On Friday 22 November, eight days before his twenty-third birthday, Norwegian chess player Magnus Carlsen became chess world champion. He defeated Viswanathan Anand, twenty years his senior and playing on his home turf in the city of Chennai in the south of India. The Norwegian won three and drew seven of the ten games.
As well as maintaining his status as world number one, Carlsen works part time as a model. His looks have been compared to superstars such as Justin Bieber and Welsh football wizard Gareth Bale, not exactly what you expect from a chess grandmaster
All in good time
Carlsen’s youth has landed him many accolades. He became the youngest player ever to be ranked world number one on 1 January 2010 at the age of 19 years and 32 days. At thirteen he became the second youngest grandmaster ever after Russian Gary Kasparov, and on Friday he became the second youngest world champion. It therefore comes as a surprise to learn that Carlsen has not loved chess all his life. His father’s first attempt to spark his interest in the game failed miserably. Carlsen was five at the time and already showing signs of a phenomenal memory and dynamic problem solving ability. But the ancient game was initially of no interest. Football and skiing were more his thing.

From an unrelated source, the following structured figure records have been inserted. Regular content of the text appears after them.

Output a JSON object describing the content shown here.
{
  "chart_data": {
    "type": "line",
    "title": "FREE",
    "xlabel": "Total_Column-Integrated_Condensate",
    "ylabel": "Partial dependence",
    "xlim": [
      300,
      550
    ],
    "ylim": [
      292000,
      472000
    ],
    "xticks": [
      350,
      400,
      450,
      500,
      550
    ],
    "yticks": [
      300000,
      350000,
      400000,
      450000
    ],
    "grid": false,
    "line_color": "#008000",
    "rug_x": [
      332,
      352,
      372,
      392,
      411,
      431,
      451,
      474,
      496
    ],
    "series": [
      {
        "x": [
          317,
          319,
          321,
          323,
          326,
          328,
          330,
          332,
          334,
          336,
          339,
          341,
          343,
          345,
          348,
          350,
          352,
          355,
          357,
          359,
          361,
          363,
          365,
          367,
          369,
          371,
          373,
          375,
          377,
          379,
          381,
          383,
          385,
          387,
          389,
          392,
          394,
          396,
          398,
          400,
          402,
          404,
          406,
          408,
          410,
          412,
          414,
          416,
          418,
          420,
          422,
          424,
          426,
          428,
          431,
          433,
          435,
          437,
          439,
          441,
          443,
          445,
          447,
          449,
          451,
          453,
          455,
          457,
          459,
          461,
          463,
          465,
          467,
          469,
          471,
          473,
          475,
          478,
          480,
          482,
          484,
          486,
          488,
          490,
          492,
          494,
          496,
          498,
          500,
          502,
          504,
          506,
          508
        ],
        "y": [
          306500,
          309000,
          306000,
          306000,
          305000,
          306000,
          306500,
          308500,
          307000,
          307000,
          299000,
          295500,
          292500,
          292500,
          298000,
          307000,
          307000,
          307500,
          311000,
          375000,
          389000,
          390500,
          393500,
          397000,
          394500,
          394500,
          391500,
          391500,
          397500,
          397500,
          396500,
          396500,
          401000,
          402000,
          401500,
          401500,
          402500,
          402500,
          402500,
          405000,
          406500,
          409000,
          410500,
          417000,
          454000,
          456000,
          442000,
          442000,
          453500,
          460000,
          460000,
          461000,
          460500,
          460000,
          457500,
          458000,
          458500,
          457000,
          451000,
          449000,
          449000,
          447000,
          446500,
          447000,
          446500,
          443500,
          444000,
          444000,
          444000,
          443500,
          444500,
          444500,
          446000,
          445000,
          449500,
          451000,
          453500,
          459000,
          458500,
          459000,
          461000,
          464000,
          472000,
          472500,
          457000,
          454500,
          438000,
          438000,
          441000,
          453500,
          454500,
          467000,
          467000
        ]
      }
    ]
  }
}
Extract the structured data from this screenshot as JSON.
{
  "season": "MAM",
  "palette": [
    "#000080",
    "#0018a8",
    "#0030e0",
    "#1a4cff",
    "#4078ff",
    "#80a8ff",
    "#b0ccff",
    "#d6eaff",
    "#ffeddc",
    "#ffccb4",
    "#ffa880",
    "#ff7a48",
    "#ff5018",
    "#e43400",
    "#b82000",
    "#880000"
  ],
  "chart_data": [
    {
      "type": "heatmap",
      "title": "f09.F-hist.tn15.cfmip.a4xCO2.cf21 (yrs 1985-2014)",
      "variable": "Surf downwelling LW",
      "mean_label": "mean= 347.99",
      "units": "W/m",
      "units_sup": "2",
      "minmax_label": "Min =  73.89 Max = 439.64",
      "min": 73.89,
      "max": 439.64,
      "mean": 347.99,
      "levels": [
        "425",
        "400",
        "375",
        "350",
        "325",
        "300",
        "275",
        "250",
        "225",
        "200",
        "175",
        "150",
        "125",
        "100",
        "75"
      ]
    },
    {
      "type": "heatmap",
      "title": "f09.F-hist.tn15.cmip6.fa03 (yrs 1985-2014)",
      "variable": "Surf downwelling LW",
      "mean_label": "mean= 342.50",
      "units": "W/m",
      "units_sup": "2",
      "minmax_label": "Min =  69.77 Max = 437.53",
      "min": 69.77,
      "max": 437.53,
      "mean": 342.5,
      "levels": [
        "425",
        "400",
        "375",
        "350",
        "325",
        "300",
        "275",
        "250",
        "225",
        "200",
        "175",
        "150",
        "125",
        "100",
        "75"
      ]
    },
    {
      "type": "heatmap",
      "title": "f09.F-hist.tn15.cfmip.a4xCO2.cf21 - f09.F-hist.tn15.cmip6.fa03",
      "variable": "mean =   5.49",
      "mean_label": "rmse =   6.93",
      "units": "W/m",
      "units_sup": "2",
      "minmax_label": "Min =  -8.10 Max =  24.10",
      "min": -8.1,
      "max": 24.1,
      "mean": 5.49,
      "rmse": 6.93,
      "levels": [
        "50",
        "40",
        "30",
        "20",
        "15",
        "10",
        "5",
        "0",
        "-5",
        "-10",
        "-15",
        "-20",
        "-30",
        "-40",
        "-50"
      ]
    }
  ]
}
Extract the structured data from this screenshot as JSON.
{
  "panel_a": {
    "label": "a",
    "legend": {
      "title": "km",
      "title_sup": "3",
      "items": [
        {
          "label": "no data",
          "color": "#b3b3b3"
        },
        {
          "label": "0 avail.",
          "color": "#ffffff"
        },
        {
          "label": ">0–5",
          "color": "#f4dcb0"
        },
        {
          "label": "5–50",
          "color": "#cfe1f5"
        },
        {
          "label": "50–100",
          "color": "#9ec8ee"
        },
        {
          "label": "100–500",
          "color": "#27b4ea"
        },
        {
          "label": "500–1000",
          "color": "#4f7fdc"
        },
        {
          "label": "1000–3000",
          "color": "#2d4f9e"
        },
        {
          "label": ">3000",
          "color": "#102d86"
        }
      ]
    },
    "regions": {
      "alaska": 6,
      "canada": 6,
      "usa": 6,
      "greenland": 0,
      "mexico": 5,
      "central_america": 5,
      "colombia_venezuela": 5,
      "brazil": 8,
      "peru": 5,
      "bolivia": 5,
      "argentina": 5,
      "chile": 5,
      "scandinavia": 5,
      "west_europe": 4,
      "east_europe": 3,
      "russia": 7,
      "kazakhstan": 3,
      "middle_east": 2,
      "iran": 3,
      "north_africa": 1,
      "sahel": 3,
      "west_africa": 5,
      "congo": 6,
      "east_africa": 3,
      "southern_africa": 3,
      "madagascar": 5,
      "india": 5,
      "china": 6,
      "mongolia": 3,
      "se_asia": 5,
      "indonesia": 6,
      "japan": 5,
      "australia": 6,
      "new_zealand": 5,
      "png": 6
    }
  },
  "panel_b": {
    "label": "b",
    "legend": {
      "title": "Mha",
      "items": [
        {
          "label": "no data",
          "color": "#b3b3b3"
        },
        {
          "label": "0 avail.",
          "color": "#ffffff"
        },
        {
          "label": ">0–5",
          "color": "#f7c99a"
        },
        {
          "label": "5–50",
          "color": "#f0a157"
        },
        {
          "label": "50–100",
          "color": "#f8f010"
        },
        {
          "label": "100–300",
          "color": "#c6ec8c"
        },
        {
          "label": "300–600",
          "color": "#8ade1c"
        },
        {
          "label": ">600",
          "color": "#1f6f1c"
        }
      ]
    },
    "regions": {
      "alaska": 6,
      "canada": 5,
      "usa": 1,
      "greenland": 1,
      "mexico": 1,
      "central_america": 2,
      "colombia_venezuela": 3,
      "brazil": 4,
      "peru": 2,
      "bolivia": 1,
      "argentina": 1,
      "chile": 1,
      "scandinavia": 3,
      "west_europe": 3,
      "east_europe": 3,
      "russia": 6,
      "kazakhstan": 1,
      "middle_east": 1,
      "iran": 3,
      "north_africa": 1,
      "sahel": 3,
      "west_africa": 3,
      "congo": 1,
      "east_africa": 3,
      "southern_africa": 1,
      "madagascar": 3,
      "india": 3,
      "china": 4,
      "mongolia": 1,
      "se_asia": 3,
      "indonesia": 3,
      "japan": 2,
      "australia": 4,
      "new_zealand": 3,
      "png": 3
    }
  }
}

It all changed three years later. Suddenly, little Magnus was enchanted by chess. His initial motivation was very basic – to beat his elder sister. Soon he was beating much older children and then adults. When he was thirteen, he became a grandmaster and forced chess legend Garry Kasparov into a speed chess stalemate.
Everybody knew a star had been born. Lubomír Kaválek, a Czech-American grandmaster, called him the Mozart of chess because his game was not only successful but also beautiful and imaginative. British grandmaster Nigel Short praised his harmonious, versatile style that he combines with a fierce will to win.
Many different players in one
Carlsen is considered one of the most creative chess players of all times. His style of play cannot be clearly defined. Defeated world champion Viswanathan Anand said that the young Norwegian can be many different players. Carlsen does not seem to pay too much attention to openings, so nobody knows what to expect from him in the early stages of the game.
Unlike many other players, Carlsen is not obsessed with strategic and tactical preparation or computer analysis. Intuition, imagination and improvisation make him unique and often unpredictable. Middlegame is where Carlsen is really strong, applying ‘strangling pressure’, according to his former tutor, Garry Kasparov.
Computers that analyse games in real time are frequently puzzled by his moves. They can calculate zillions of possible moves but they are incapable of seeing how unexpected, unusual moves make opponents nervous, confusing them as to whether the move was a blunder or an ingenious trap.
His ability to see things differently and make unusual moves is accompanied by his unique attitude. The way he approaches chess is quite paradoxical. As a child he did not understand why people were making so much fuss about his spectacular wins in simultaneous games. Later he claimed to be more troubled by losing at Monopoly than at chess.
On the other hand, he is known to be a fierce competitor who sees the game as a kind of war. In a CBS TV documentary he admitted he enjoys watching his opponents suffer as they gaze into the eyes of inevitable defeat. Although his face is rounded and boyish, the intensity of his eyes strike fear into the heart of his opponent across the table. His habit of strolling to neighbouring chessboards between moves to check see how other games are developing may be a feature of Carlsen’s psychological warfare.
Grandmaster, model... and movie star?
He even did it to Kasparov when he was only thirteen, claiming that he knew what move Kasparov would make next anyway so there was no point sitting at the desk. As a child, Carlsen used to play with a football while waiting for his opponents’ moves. This could be perceived as either arrogance or a sign of genius, depending on your perspective.
Of course, having a young superstar is a gift for any sport and an opportunity for marketers. Carlsen has already modelled for a Dutch designer clothing company and has been offered a role as a chess master from a faraway galaxy in Star Trek 2. He had to turn the role down because he was unable to secure a work permit in time.
Some chess lovers hope that Carlsen’s fame will make chess popular among young people again. A centuries old game may appear obsolete in the age of sophisticated computer games, but more than 600 million people play it worldwide. Europe is a chess stronghold. It is taught at schools in several countries. Between 2010 and 2012 in the UK, for example, chess was reintroduced into 175 primary schools.
Chess is already compulsory in primary schools in Armenia. In September 2013, a subject called skill-building chess, developed by one of the greatest female players of all time, Judit Polgár, was introduced in schools in Hungary.
Youngsters like to emulate the rich and famous, even when they move black and white pieces on a wooden board. Magnus Carlsen could prove to be a breath of fresh air for the world of chess. Having appeared on the front page of GQ magazine and with his great sense of humour, it seems that Carlsen can offer the chess world a lot more than his prodigious talent alone. Perhaps he can fulfil that elusive challenge of making chess cool.